Is the Rudd Government playing an eco-version of "pass the parcel" with the Gunns pulp mill? Round and round the game goes, with more reports, delays, court applications for secret documents and much speculation over whether construction of the giant $2.2 billion pulp mill can proceed now that 13 of the 16 “modules’’ – that’s sections, in non-weasel speak – of the environmental conditions have been approved.
Federal environment minister Peter Garrett has given Gunns a two-year extension to compete hydro-dynamic modelling of effluent dispersal from the mill into Bass Strait. The new deadline is March 3, 2001 which, as Greens Senator Christine Milne said, puts the mill “smack bang in the middle of the 2010 Federal election.
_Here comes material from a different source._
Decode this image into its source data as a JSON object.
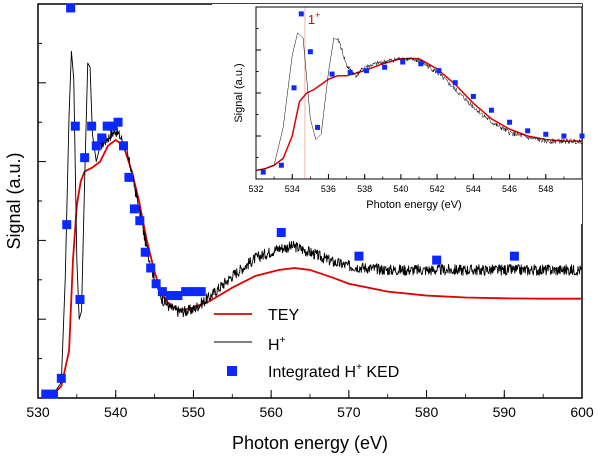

Some commentators are taking the extended deadline as a sign that the pulp mill won’t be built, but Labor made no bones about its support for the mill in the lead up to the 2007 Federal election. “Federal Labor has always supported a world class mill for Tasmania that achieves best practice environmental outcomes,’’ Garrett said back then, and also described the pulp mill as “good public policy.’’ In an interview on the ABC’s “World Today’’ at the time, he said “the trick in Tasmania’’ was to protect jobs while “looking after’’ (not protecting, note) high conservation forests.
“It can be done, by the way. I'm convinced it can be done. It's going to be hard. It will take some compromises and some money, but it can be done. I think a pulp mill is a part of that solution,’’ he said.
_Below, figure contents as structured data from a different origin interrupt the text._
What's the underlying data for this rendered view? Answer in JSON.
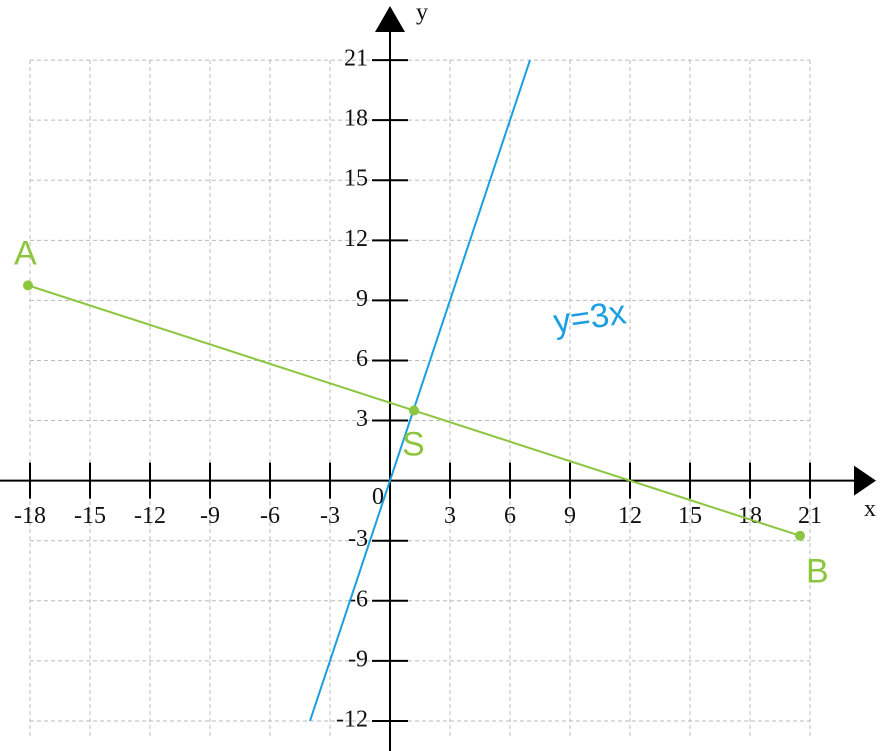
{
  "chart_data": {
    "type": "line",
    "xlabel": "x",
    "ylabel": "y",
    "xlim": [
      -19.5,
      24.8
    ],
    "ylim": [
      -13.5,
      24
    ],
    "xticks": [
      -18,
      -15,
      -12,
      -9,
      -6,
      -3,
      0,
      3,
      6,
      9,
      12,
      15,
      18,
      21
    ],
    "yticks": [
      -12,
      -9,
      -6,
      -3,
      3,
      6,
      9,
      12,
      15,
      18,
      21
    ],
    "grid": true,
    "series": [
      {
        "name": "y=3x",
        "color": "#1a9fe0",
        "x": [
          -4,
          7
        ],
        "values": [
          -12,
          21
        ]
      },
      {
        "color": "#8cc63f",
        "x": [
          -18.1,
          20.5
        ],
        "values": [
          9.75,
          -2.75
        ],
        "point_labels": [
          "A",
          "B"
        ]
      }
    ],
    "intersection": {
      "label": "S",
      "x": 1.2,
      "y": 3.5,
      "color": "#8cc63f"
    }
  }
}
In radio interviews this week, Garrett peddled the line that he had “inherited’’ approval for the mill from former Howard Government environment minister Malcolm Tunbull, perhaps seeking to give the impressions that all be could do was fine-tune the operating conditions.
But he also told the ABC that even when he was president of the Australian Conservation Foundation, he supported the Visy pulp mill in Tumut in NSW “on the basis that it was world’s best practice standards.’’
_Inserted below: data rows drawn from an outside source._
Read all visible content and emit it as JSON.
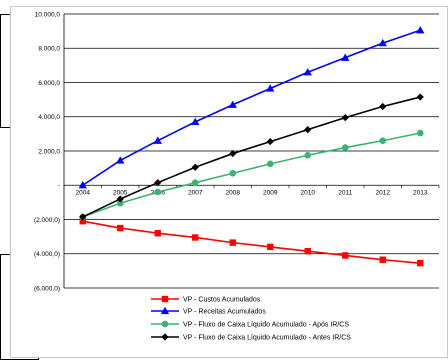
{
  "chart_data": {
    "type": "line",
    "x": [
      "2004",
      "2005",
      "2006",
      "2007",
      "2008",
      "2009",
      "2010",
      "2011",
      "2012",
      "2013"
    ],
    "y_tick_labels": [
      "10.000,0",
      "8.000,0",
      "6.000,0",
      "4.000,0",
      "2.000,0",
      "-",
      "(2.000,0)",
      "(4.000,0)",
      "(6.000,0)"
    ],
    "y_ticks": [
      10000,
      8000,
      6000,
      4000,
      2000,
      0,
      -2000,
      -4000,
      -6000
    ],
    "ylim": [
      -6000,
      10000
    ],
    "grid": "horizontal",
    "legend_position": "bottom",
    "series": [
      {
        "name": "VP - Custos Acumulados",
        "color": "#ff0000",
        "marker": "square",
        "values": [
          -2100,
          -2500,
          -2800,
          -3050,
          -3350,
          -3600,
          -3850,
          -4100,
          -4350,
          -4550
        ]
      },
      {
        "name": "VP - Receitas Acumulados",
        "color": "#0000ff",
        "marker": "triangle",
        "values": [
          0,
          1450,
          2600,
          3700,
          4700,
          5650,
          6600,
          7450,
          8300,
          9050
        ]
      },
      {
        "name": "VP - Fluxo de Caixa Líquido Acumulado - Após IR/CS",
        "color": "#3cb371",
        "marker": "circle",
        "values": [
          -1850,
          -1050,
          -400,
          150,
          700,
          1250,
          1750,
          2200,
          2600,
          3050
        ]
      },
      {
        "name": "VP - Fluxo de Caixa Líquido Acumulado - Antes IR/CS",
        "color": "#000000",
        "marker": "diamond",
        "values": [
          -1850,
          -800,
          150,
          1050,
          1850,
          2550,
          3250,
          3950,
          4600,
          5150
        ]
      }
    ]
  }
}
Deputy Prime Minsiter Julia Gillard has said the mill will be built, and the go-ahead appears to be firmly locked into Labor policy, despite community and scientific opposition. Could that be because of the party clout weilded by the Construction Forestry Mining and Energy union?
In his recently published book “Ten Commitments’’, Australia’s leading forest ecologist Professor David Lindenmayer has called for an overhaul of Australia’s forestry research and forest management practices. He argues that in the case of the Gunns Tamar Valley pulp mill, the wood needed to run the mill is in addition to that required for Tasmania’s export woodchip industry, the sawmilling industry and for proposed biofuel plants. “The large quantities of additional wood needed to run the pulp mill will affect other forest industries,’’ he writes, adding that “a proper analysis’’ of the mill’s environmental impacts should have included “a comprehensive examination of the forest resource commitment.’’ His point is that the mill is over-committing Tasmania’s forest resources, with potential impacts on the state’s water catchments.
As for the mill in Tumut that Garrett quoted as a shining example of “world’s best practice’’, Lindenmayer is also working on research to wind back environmental damage caused by a $450 million expansion to feed anticipated demand from global pulp markets. That demand will involve clearing remant woodlands across southern NSW, with regional extinction of bird species. Or should we say world’s best practice land clearing, leading in turn to world’s best practice regional extinctions?
Instead of playing pass the parcel with the Tamar Valley pulp mill decision, good government policy might be to convene a Senate inquiry into Australia’s foresty management, with a string of expert witnesses and public submissions. The future of the Tamar Valley should be decided on public good issues, rather than stubborn party support for entrenched policy positions.